Cub formed in 1992 in Vancouver, just across the Canadian border from the gravitational pull of Olympia, Washington’s K Records/Beat Happening scene, and first appeared on a pair of pleasingly amateurish six-song 7-inchers. Genial, sweet, simple and sturdy enough to rock away the coyness that could ruin guitar-pop tunes like “A Party” and “My Chinchilla,” the self-declared cuddlecore trio proves that cute can be differentiated from cutesy.
The Betti-Cola album, with an original cover illustration of the band by Archies Comics artist Dan DeCarlo, recapitulates most of those EPs and then moves on with 15 subsequent tracks, originals and otherwise, that evince increasing musical strength and confidence (especially on the part of guitarist Robynn Iwata and singer/bassist Lisa Marr; a procession of drummers make rhythmic progress impossible to chart).
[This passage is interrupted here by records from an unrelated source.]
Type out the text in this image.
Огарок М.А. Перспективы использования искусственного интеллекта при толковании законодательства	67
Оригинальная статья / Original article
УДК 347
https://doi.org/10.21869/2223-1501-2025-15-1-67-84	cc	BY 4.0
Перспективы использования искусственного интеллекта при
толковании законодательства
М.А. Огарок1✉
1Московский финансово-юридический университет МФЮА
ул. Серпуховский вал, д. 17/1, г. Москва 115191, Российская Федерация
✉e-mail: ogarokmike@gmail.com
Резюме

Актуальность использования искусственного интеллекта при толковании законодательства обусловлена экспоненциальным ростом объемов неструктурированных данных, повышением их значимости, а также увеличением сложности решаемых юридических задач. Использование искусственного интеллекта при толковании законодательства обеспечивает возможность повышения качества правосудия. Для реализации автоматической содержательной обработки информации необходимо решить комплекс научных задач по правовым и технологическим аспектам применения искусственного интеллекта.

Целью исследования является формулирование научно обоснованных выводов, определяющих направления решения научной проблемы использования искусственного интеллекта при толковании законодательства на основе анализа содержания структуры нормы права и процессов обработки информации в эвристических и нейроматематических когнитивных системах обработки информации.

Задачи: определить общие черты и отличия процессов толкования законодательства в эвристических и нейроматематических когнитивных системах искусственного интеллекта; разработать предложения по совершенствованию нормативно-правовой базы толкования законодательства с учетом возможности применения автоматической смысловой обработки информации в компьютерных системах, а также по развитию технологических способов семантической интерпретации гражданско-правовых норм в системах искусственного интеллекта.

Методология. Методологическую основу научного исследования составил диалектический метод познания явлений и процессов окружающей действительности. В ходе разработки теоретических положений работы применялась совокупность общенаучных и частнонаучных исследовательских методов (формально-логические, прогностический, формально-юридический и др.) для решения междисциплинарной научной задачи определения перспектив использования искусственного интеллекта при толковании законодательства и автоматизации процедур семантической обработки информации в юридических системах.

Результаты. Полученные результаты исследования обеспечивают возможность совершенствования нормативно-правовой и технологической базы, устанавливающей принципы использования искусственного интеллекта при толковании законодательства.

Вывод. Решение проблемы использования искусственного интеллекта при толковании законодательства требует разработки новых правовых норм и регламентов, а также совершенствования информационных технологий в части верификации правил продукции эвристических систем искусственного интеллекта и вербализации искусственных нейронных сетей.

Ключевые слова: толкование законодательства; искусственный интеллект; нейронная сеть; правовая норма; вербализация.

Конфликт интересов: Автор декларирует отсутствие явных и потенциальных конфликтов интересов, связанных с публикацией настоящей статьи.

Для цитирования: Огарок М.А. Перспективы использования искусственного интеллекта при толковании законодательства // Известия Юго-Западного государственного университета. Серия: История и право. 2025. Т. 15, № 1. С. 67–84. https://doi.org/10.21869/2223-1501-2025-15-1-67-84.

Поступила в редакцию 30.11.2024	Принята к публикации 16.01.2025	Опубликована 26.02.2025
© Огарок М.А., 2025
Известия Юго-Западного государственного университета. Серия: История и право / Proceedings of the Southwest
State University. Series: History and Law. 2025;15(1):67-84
Besides nifty numbers like the idyllic “Pretty Pictures,” the hopeful “Someday” and the buzzingly superstitious “Lucky 7,” there’s a lovely rendition of Beat Happening’s “Cast a Shadow,” a peppy bop through Brian Wilson’s “Surfer Girl” and an indifferent version of Daniel Johnston’s poignant “Tell Me Now.” Typical of Cub’s casual goodness, the 24-song album ends with a cover of the band’s own “What the Water Gave Me” by NFA, a male Canadian trio from New Brunswick. (Betti-Cola was also released as a double 7-inch with two bonus tracks added to selections from the LP.)
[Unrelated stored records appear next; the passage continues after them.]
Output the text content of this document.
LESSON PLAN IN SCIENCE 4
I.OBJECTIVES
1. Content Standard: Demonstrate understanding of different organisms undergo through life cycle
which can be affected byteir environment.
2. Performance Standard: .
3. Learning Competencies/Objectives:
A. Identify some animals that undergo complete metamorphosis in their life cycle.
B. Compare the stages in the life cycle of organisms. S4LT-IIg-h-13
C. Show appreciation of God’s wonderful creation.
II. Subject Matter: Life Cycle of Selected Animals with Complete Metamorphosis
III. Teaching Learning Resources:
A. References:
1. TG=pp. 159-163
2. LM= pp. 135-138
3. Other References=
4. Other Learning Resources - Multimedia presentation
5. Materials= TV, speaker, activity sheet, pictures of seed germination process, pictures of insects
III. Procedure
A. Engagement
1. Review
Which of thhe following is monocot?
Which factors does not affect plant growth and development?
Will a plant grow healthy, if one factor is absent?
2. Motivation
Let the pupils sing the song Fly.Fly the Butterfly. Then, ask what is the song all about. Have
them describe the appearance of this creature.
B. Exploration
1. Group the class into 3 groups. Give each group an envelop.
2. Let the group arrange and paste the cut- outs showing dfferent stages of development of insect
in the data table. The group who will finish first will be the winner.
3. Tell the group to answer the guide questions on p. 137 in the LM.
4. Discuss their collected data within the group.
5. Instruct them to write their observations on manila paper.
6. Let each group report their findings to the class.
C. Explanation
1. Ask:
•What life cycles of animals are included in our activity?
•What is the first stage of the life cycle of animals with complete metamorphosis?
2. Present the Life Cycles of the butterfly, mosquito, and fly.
It’s tempting to make too much of the stripped-down cover of the Go-Go’s’ “Vacation” that ends the much- improved Come Out Come Out (released on CD and triple 7-inch), but it’s impossible to gauge whether the song is being milked for camp or enjoyed for its own merits rather than meant as a tribute to the pioneer rock women. In fact, it doesn’t matter, as Cub is well on the way to defining itself. Marr’s singing has plenty of vulnerable but self-possessed personality; Iwata’s fuzz- guitar power fleshes out the band’s sonic presence; drummer Lisa G punches the beat with brisk authority and no frills. Ultimately, though, it’s the lyrics — about crushes on girls (“Ticket to Spain”), sexual roles (“You be Doris, I’ll be Rock” is a crushing throwaway in “Your Bed”), romantic disillusion (“Life of Crime”) and unfailing devotion (“So Far Apart”) — that give the album the weight intentionally absent from the breathless music. Incidentally, a very surprising unlabeled bonus track starts five minutes after the end of “Vacation.”